# Looking for Homestead/Farm in NY



## nwalling (Feb 21, 2015)

Looking for a Homestead/Farm in NY around Bainbridge, Mt. Upton or even North Pitcher, Plymouth area. Has to be 4 beds 2 bath home. Looking for under $160,000. Anyone know of any owners selling their homes? I'm going to look at a few with a realtor this weekend but would like some more options if possible..


----------



## snowsteader (Mar 6, 2015)

I've been looking for land in the Otsego/Chenango area. Best resources I've found:

odbrmls.com (realty site like nytrophyproperties.com has a map version of this)

possonrealtyfarmsandland.com specializes in farms and land, and is not listed on MLS.
Diamond realty is another exclusive agent
Hubble realty as well, but this is closer to Cooperstown

Do not sign anything with a realtor. It could compromise your ability to buy anything not listed on the MLS.

I also keep an eye on craigslist, but I have found that all the for sale by owner stuff is generally priced way over market.
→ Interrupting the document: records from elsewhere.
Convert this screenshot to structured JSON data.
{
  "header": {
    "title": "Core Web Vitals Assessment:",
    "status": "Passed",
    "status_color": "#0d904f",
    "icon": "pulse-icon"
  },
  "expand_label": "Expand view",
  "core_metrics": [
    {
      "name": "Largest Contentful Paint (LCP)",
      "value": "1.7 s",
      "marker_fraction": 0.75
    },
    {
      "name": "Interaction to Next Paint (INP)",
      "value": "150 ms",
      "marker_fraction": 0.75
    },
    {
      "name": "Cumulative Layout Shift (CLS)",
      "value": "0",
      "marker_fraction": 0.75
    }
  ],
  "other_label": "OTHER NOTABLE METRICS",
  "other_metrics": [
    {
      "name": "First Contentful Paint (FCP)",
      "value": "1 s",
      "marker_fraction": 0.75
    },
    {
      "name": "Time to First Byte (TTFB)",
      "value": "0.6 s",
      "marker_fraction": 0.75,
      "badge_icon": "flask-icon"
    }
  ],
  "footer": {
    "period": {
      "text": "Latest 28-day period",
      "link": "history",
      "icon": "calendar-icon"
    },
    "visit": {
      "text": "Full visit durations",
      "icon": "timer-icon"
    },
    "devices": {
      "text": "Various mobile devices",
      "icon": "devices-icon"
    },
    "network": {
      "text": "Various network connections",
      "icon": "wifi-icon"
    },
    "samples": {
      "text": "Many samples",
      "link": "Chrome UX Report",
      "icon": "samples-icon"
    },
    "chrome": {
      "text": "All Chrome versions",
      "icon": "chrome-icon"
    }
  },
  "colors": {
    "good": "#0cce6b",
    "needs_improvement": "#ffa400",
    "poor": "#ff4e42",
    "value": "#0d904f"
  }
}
Otsego County has online tax maps, and sales records. Lands of New york has a map (takes a little figuring) that shows Chenango county parcels on a map. Otherwise, you need to go into Norwich to look up recently sold stuff.

I will say that I have seen that locals pay 1000-1500 an acre, and the out of towners will pay 2000-2500 an acre.

You really have to do your homework. I see stuff list at 2-5k an acre and it really makes no sense.


----------



## RonM (Jan 6, 2008)

Go thru the H/T files ,seems like a couple have been listed on here that are in that area, not real sure,but worth the check


----------



## Helena (May 10, 2002)

Wouldn't live in NY state if you paid me..too many regulations,gun laws and worst of all.. the governor. ?? Cross over the border into PA..


----------